An estimated 50% of all beef consumption in the US is in the form of ground beef, the staple component of the traditional hamburger. Ground beef demand remains constant throughout the year but hits peak demand during the summer months as ‘grilling season’ sweeps across the US, typically opening with Memorial Day in May.

Demand for grinding beef in the US has been excellent and record levels of beef production has supported domestic consumption. Despite a shift to chilled-only burger menu items by a number of foodservice outlets, imported frozen grinding beef forms an essential component of the manufacturing process in the US.

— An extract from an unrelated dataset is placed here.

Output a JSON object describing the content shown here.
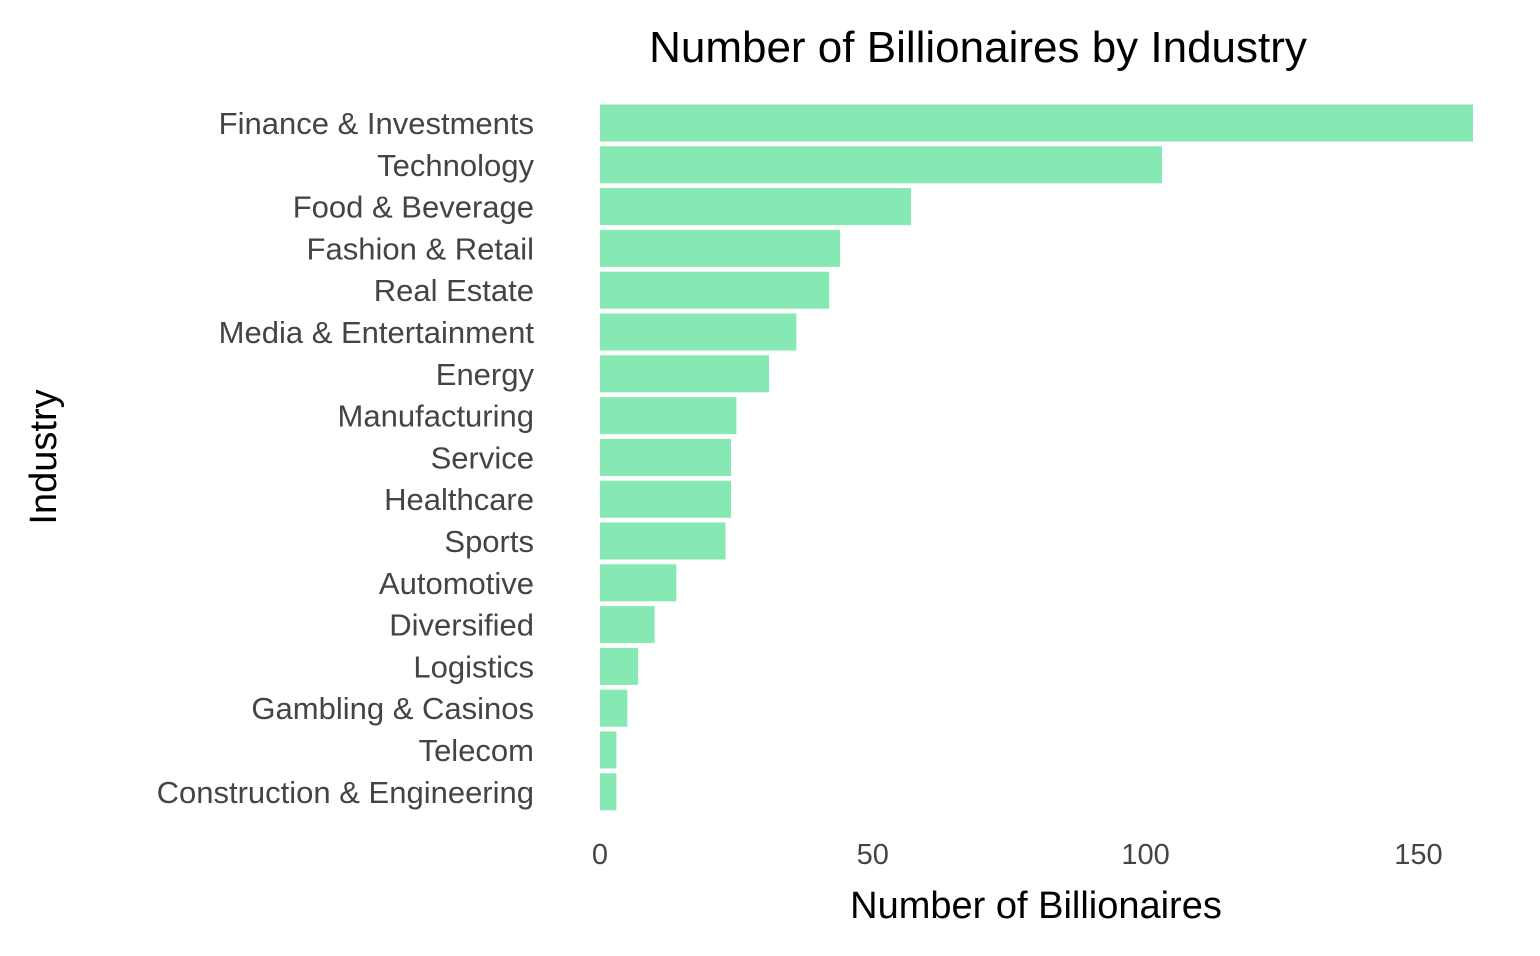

In recent weeks, the US imported 90CL (90% chemical lean) beef indicator has risen to levels not seen since October 2015, currently trading at 684A¢/kg CIF, up 99¢/kg compared to year-ago-levels.

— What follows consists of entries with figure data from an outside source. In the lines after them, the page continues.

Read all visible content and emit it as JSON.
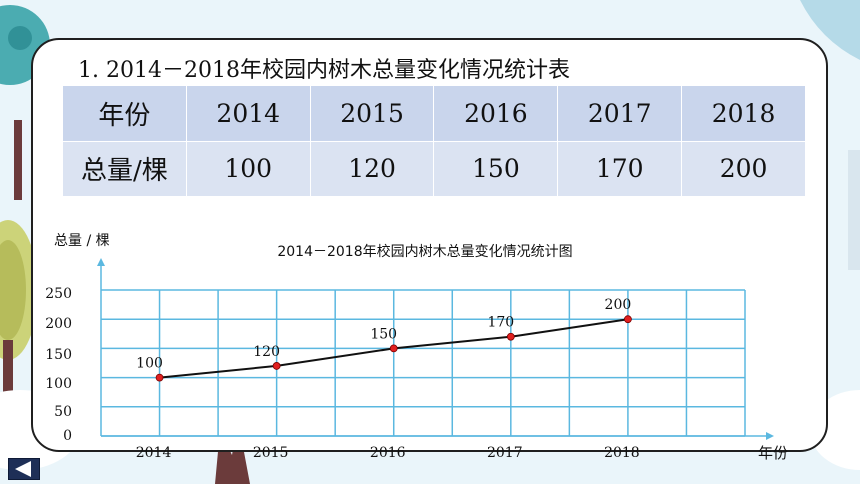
{
  "table": {
    "title": "1. 2014－2018年校园内树木总量变化情况统计表",
    "row_header_year": "年份",
    "row_header_total": "总量/棵",
    "years": [
      "2014",
      "2015",
      "2016",
      "2017",
      "2018"
    ],
    "totals": [
      "100",
      "120",
      "150",
      "170",
      "200"
    ]
  },
  "chart_data": {
    "type": "line",
    "title": "2014－2018年校园内树木总量变化情况统计图",
    "ylabel": "总量 / 棵",
    "xlabel": "年份",
    "x": [
      "2014",
      "2015",
      "2016",
      "2017",
      "2018"
    ],
    "values": [
      100,
      120,
      150,
      170,
      200
    ],
    "ytick_labels": [
      "250",
      "200",
      "150",
      "100",
      "50",
      "0"
    ],
    "ylim": [
      0,
      250
    ],
    "grid": true,
    "line_color": "#111111",
    "marker_color": "#e02020",
    "grid_color": "#5bb8e0"
  },
  "nav": {
    "icon": "back-arrow-icon",
    "color": "#1e2f57"
  }
}
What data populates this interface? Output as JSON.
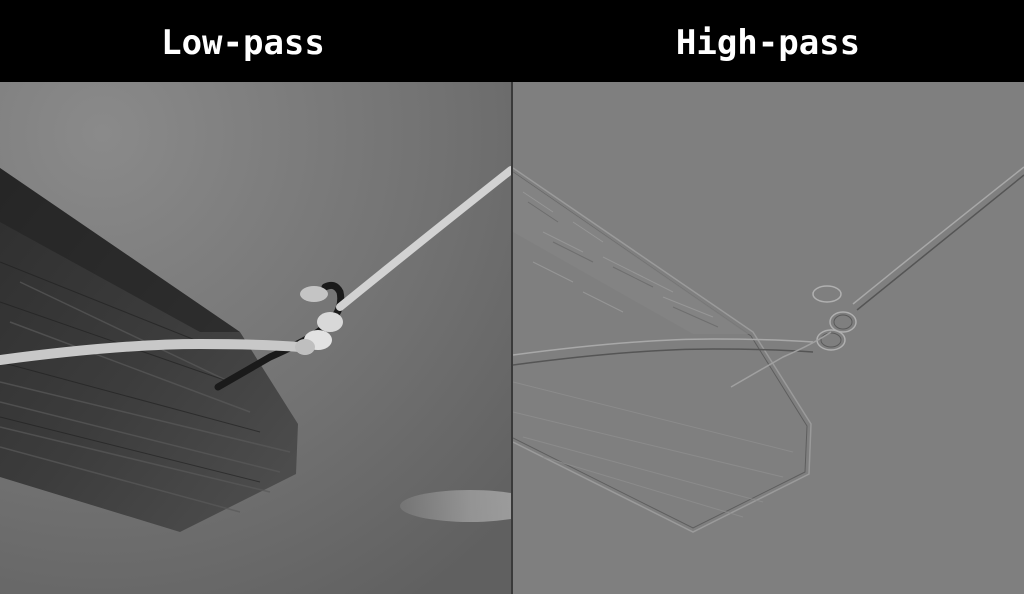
{
  "titles": {
    "left": "Low-pass",
    "right": "High-pass"
  },
  "panels": [
    {
      "name": "low-pass-image",
      "description_icon": "wood-board-with-rope-photo",
      "tone": "smooth grayscale"
    },
    {
      "name": "high-pass-image",
      "description_icon": "edge-map-of-wood-board-with-rope",
      "tone": "flat gray with edges"
    }
  ],
  "colors": {
    "background": "#000000",
    "title_text": "#ffffff",
    "low_sky": "#6f6f6f",
    "high_base": "#808080"
  }
}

Imported grinding beef has commanded a premium to chilled US domestic product throughout the entirety of 2019. The spread has been driven by restricted availability from key suppliers – Australia and New Zealand – and any convergence of prices looks set to be driven by US domestic grinding beef gaining value in the short term. US retailers will shift to featuring more beef for spring grilling needs, meaning prices could stay elevated through until the end of May.

New Zealand

Total New Zealand cattle slaughter – despite a slow start to the season – is currently running 14% higher year-on-year. However, a greater volume of product has been diverted to China, with year-to-February exports to China are up 55% and exports to the US back 24% over the same period.

Australia

For the calendar year-to-March, Australian beef shipments to the US were 16% higher compared to last year and the manufacturing component was up 20% over the same period. Elevated cow slaughter in Australia during the first quarter, the result of sustained dry conditions, pushed more manufacturing beef onto the market. However, overall supplies heading to the US remain constrained relative to demand and, like New Zealand, a greater proportion of Australian exports have shifted to North Asia, in particular China.

Price movements

There has been a sustained lift in the US imported 90CL beef indicator since the beginning of the year, up 61¢/kg, which is largely the result of US end users facing heightened competition. However, in recent weeks, prices have accelerated, fuelled further by rainfall in Queensland. US buyers appear concerned with the supply outlook over the peak demand period and have sought to find cover were possible.

The Australian saleyard medium cow indicator has appreciated 20% since last month, currently trading at 405A¢/kg, having averaged 339A¢/kg during March. The increase in US imported 90CL beef prices has outstripped gains made by the medium cow indicator, with the spread between the two currently at 279A¢/kg. The current disparity between the two indicators demonstrates that export markets are generating strong returns and domestic prices are yet to fully react.

Outlook

US imported grinding beef supplies may remain restricted in the near term, as North Asia continues to provide strong competition for Australian and New Zealand beef. Should Australia receive much-needed follow up rain, producer intentions will quickly switch to rebuilding herds and retaining cows will be a priority. In addition, the Easter and Anzac Day holidays will result in two consecutive weeks of reduced slaughter.

The US will remain the predominant market for Australia manufacturing beef however there has been consistent growth in high value chilled grassfed primal exports to the market. Combined with the prospect of sustained growth from developing Asian markets, the dynamics of the trade may shift in the future.